Alevi Haber Ajansi

Numan Kurtulmuş: Böylesine hassas dönemlerde hepimizin daha dikkatli olması aşikardır

PİRHA – TBMM Başkanı Numan Kurtulmuş’tan, Yavuz Sultan Selim ile İdris-i Bitlisi ittifakına dair sözleri ardından yeni bir açıklama daha geldi. Kurtulmuş, “Sözlerimin Alevi yurttaşlarımızın yüreğinde bir burukluk oluşturduğunu görmekten müteessir oldum. Bu bağlamda, bilhassa böylesine hassas dönemlerde sözün mecrasından sapması ihtimaline karşı hepimizin çok daha dikkatli ve rikkatli olması gerektiği aşikardır” ifadelerine yer verdi.

Türkiye Büyük Millet Meclisi Başkanı Numan Kurtulmuş, 20 Mayıs’ta Yavuz Sultan Selim ve İdris-i Bitlisi ittifakına yönelik yaptığı konuşma ardından yeni bir açıklama paylaştı. Kurtulmuş, Şırnak’ta yaptığı o konuşmanın “bağlamından kopartılarak yaralayıcı bir anlam alanına kaydırıldığını” söyledi.

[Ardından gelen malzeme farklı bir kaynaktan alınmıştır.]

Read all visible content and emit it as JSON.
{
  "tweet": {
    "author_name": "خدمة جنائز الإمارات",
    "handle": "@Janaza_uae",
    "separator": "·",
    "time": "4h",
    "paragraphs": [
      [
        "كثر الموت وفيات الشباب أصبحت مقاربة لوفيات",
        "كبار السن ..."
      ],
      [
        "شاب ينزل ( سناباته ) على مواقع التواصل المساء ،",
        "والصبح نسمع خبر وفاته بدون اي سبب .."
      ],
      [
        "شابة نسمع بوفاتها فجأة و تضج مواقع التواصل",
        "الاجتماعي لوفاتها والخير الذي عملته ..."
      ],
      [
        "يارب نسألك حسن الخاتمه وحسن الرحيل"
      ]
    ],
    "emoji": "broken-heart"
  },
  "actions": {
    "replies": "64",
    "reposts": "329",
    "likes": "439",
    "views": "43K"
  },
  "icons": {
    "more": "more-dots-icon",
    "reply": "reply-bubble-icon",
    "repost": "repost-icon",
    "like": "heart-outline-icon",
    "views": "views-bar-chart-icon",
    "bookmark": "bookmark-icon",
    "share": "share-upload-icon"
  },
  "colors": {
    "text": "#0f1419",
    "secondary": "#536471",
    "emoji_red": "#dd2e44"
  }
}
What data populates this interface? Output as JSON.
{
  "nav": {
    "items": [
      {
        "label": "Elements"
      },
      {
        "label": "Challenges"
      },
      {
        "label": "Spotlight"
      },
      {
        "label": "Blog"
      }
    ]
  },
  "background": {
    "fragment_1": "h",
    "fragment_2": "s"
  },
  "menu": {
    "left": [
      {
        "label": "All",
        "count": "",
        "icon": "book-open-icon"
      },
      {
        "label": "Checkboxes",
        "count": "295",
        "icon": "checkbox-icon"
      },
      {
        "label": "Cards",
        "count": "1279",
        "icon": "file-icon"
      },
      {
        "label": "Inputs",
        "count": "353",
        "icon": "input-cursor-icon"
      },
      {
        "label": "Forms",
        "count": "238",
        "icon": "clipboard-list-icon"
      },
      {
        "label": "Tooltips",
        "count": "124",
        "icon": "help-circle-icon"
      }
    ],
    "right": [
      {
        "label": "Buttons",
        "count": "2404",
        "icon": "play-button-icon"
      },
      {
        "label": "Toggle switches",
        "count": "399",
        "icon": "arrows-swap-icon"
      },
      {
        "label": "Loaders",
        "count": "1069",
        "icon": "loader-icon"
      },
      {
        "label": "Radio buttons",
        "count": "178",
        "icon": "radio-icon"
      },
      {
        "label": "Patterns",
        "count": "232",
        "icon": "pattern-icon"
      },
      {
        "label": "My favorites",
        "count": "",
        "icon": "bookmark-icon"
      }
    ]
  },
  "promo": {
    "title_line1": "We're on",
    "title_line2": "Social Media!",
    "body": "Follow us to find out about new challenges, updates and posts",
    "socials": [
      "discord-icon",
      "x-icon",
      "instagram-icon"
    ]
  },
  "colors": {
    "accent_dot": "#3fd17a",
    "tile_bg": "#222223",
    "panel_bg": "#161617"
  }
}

“BÖYLESİNE HASSAS DÖNEMLERDE HEPİMİZİN DAHA DİKKATLİ OLMASI AŞİKARDIR”

TBMM Başkanı Kurtulmuş, X hesabından yaptığı yazılı açıklamada “Barış, kardeşlik ve terörün sona ermesi hakkındaki konuşmamda kullandığım ve anlık söylenen bazı tarihi atıflardan dolayı Alevi yurttaşlarımızın incindiklerini müşahede ettim” diyerek şu ifadelere yer verdi:

“Birlik ve kardeşlik hassasiyetiyle dile getirdiğim sözlerimin kastım olmayan bir şekilde bağlamından kopartılarak yaralayıcı bir anlam alanına kaydırılmış olmasından içten bir üzüntü duyuyorum.

Meclis Başkanlığı makamı ve siyasi geçmişim, her bir yurttaşımızın inancına, düşüncesine, kimliğine eşit mesafede durmakta ve birlikte yaşama iradesini temsil etmektedir.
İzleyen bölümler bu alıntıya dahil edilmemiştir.